To deploy these, developers will need to implement new StoreKit APIs using the latest beta version or Xcode. They can be tested using the aforementioned iOS, macOS, and tvOS, but the offers will not be available to users until the "feature is publicly available." That will, presumably, happen in the final, public releases of the same OS versions.

Apple has already made the same offer for Apple iPhone users, but this is the first time other developers on Apple's platform can reach lapsed subscribers this way.

Apple specifically positions the feature as one for resubbing lapsed users. The company writes, "You can use subscription offerings to help win back subscribers who have canceled their subscriptions or promote to another subscription at a special price." Apple also clarifies that users will be able to take advantage of the offer even if they already participated in a similar initial sign-up offer when they first subscribed. Developers will be able to target users who have subscriptions to end-of-service paychecks to stay in.

Apple reportedly gathered developers of all types — makers of games, productivity apps, photography apps , and so on — in New York in 2017. The industry wanted to make the case for subscriptions as a viable model, even on mobile. Many apps are now using subscriptions. Some examples of how they're using: Meditation and mindfulness app 10% Happier immediately prompts users to sign up for a trial to its subscription-based services.


Samuel Axon

  • Popular Ubisoft mobile game Assassin's Creed: Rebellion offers a premium membership with significant perks.


    Samuel Axon

  • Photo animation app Cinemagraph offers some free options, but it encourages users to look into upgraded, subscription-based membership at the top of the app for many more features.


    Samuel Axon

  • Another game, idle mobile casual title Furistas: Cat Cafe offers more resources and a free cat, among other things, for subscriptions.


    Samuel Axon

  • MyFitnessPal, one of the most popular weight-loss apps, offers users more control over their diet and exercise tracking for an annual subscription fee.


    Samuel Axon

  • Games and high-end productivity and creative work suites have long used the model on PCs, but it was previously somewhat rare on mobile. Anyone using new iOS apps regularly has seen that change. Games that rely on IAP now frequently offer subscriptions that allow players to get discounts on other purchases. Photography apps charge a couple of dollars per month to access to powerful, AI-driven filters. And powerful productivity apps do not subscribe to — though usually noticeably cheaper than — Adobe Creative Cloud and the like. In most cases, developers have chosen to make the subscriptions value-added rather than essential for basic function. But not always.

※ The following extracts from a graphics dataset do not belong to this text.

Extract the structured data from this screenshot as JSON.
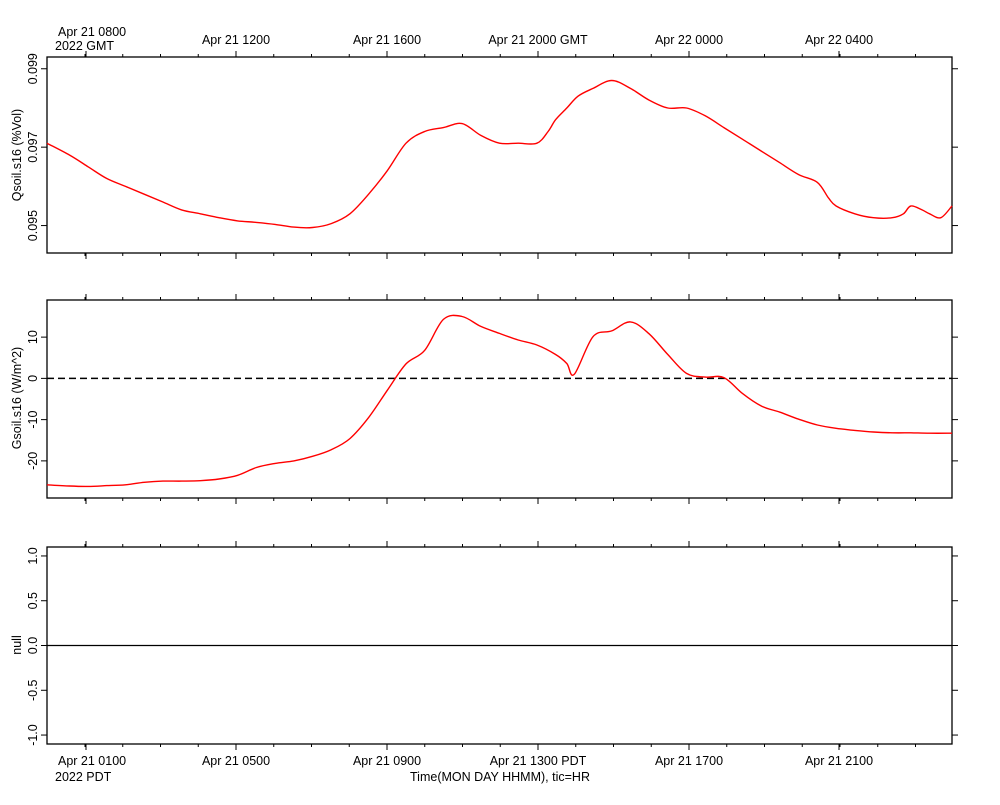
{
  "top_axis": {
    "first_label_line1": "Apr 21 0800",
    "first_label_line2": "2022 GMT",
    "labels": [
      "Apr 21 1200",
      "Apr 21 1600",
      "Apr 21 2000 GMT",
      "Apr 22 0000",
      "Apr 22 0400"
    ]
  },
  "bottom_axis": {
    "first_label_line1": "Apr 21 0100",
    "first_label_line2": "2022 PDT",
    "labels": [
      "Apr 21 0500",
      "Apr 21 0900",
      "Apr 21 1300 PDT",
      "Apr 21 1700",
      "Apr 21 2100"
    ],
    "xlabel": "Time(MON DAY HHMM), tic=HR"
  },
  "colors": {
    "series": "#ff0000",
    "frame": "#000000"
  },
  "chart_data": [
    {
      "type": "line",
      "ylabel": "Qsoil.s16 (%Vol)",
      "ylim": [
        0.0943,
        0.0993
      ],
      "yticks": [
        0.095,
        0.097,
        0.099
      ],
      "ytick_labels": [
        "0.095",
        "0.097",
        "0.099"
      ],
      "x_units": "hours since Apr 21 0000 PDT",
      "xlim": [
        -0.6,
        23.6
      ],
      "series": [
        {
          "x": [
            -0.6,
            0.0,
            0.5,
            1.0,
            1.5,
            2.0,
            2.5,
            3.0,
            3.5,
            4.0,
            4.5,
            5.0,
            5.5,
            6.0,
            6.5,
            7.0,
            7.5,
            8.0,
            8.5,
            9.0,
            9.5,
            10.0,
            10.5,
            11.0,
            11.5,
            12.0,
            12.5,
            12.8,
            13.0,
            13.3,
            13.6,
            14.0,
            14.5,
            15.0,
            15.5,
            16.0,
            16.5,
            17.0,
            17.5,
            18.0,
            18.5,
            19.0,
            19.5,
            20.0,
            20.3,
            20.5,
            21.0,
            21.5,
            22.0,
            22.3,
            22.5,
            22.8,
            23.0,
            23.3,
            23.6
          ],
          "y": [
            0.0971,
            0.0968,
            0.0965,
            0.0962,
            0.096,
            0.0958,
            0.0956,
            0.0954,
            0.0953,
            0.0952,
            0.09512,
            0.09508,
            0.09503,
            0.09496,
            0.09495,
            0.09505,
            0.0953,
            0.0958,
            0.0964,
            0.0971,
            0.0974,
            0.0975,
            0.0976,
            0.0973,
            0.0971,
            0.0971,
            0.0971,
            0.0974,
            0.0977,
            0.098,
            0.0983,
            0.0985,
            0.0987,
            0.0985,
            0.0982,
            0.098,
            0.098,
            0.0978,
            0.0975,
            0.0972,
            0.0969,
            0.0966,
            0.0963,
            0.0961,
            0.0957,
            0.0955,
            0.0953,
            0.0952,
            0.0952,
            0.0953,
            0.0955,
            0.0954,
            0.0953,
            0.0952,
            0.0955
          ]
        }
      ]
    },
    {
      "type": "line",
      "ylabel": "Gsoil.s16 (W/m^2)",
      "ylim": [
        -29,
        19
      ],
      "yticks": [
        -20,
        -10,
        0,
        10
      ],
      "ytick_labels": [
        "-20",
        "-10",
        "0",
        "10"
      ],
      "zero_line": "dashed",
      "x_units": "hours since Apr 21 0000 PDT",
      "xlim": [
        -0.6,
        23.6
      ],
      "series": [
        {
          "x": [
            -0.6,
            0.0,
            0.5,
            1.0,
            1.5,
            2.0,
            2.5,
            3.0,
            3.5,
            4.0,
            4.5,
            5.0,
            5.5,
            6.0,
            6.5,
            7.0,
            7.5,
            8.0,
            8.5,
            9.0,
            9.5,
            10.0,
            10.5,
            11.0,
            11.5,
            12.0,
            12.5,
            13.0,
            13.3,
            13.5,
            14.0,
            14.5,
            15.0,
            15.5,
            16.0,
            16.5,
            17.0,
            17.5,
            18.0,
            18.5,
            19.0,
            19.5,
            20.0,
            20.5,
            21.0,
            21.5,
            22.0,
            22.5,
            23.0,
            23.6
          ],
          "y": [
            -25.8,
            -26.1,
            -26.2,
            -26.0,
            -25.8,
            -25.2,
            -24.9,
            -24.9,
            -24.8,
            -24.4,
            -23.5,
            -21.6,
            -20.6,
            -20.0,
            -18.9,
            -17.3,
            -14.6,
            -9.5,
            -2.9,
            3.5,
            6.8,
            14.3,
            15.0,
            12.6,
            10.9,
            9.3,
            8.1,
            5.8,
            3.6,
            1.0,
            10.1,
            11.5,
            13.7,
            10.8,
            5.8,
            1.2,
            0.3,
            0.2,
            -3.7,
            -6.7,
            -8.2,
            -9.9,
            -11.3,
            -12.1,
            -12.6,
            -13.0,
            -13.2,
            -13.2,
            -13.3,
            -13.3
          ]
        }
      ]
    },
    {
      "type": "line",
      "ylabel": "null",
      "ylim": [
        -1.1,
        1.1
      ],
      "yticks": [
        -1.0,
        -0.5,
        0.0,
        0.5,
        1.0
      ],
      "ytick_labels": [
        "-1.0",
        "-0.5",
        "0.0",
        "0.5",
        "1.0"
      ],
      "zero_line": "solid",
      "series": []
    }
  ]
}
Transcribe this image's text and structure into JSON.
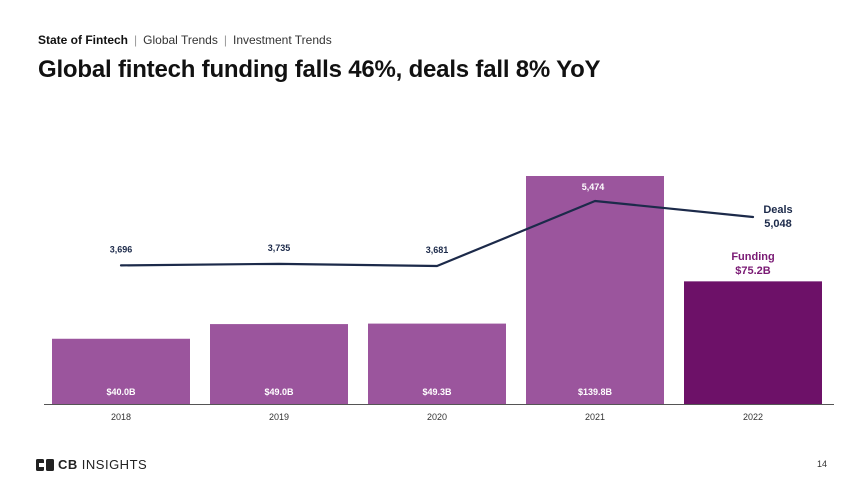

    Apple takes a 30-percent cut or subscription revenues from apps in the App Store for the first year a subscriber is paying, but it drops to 15 percent after the subscriber has passed the one-year mark. This drop is partly an effort to reward developers who produce apps of sufficient quality to entice subscribers to stay long, but it is also a response to initial complaints that the terms were.

    The subscriptions model is part of a larger strategic push at Apple to pivot to monetizing content, services, and experiences on its platforms in addition to revenue from hardware sales. This push is itself partly in response to and in anticipation of iPhone sales lulling slightly internationally and partly in response to the success that was the 2015 launch of Apple Music.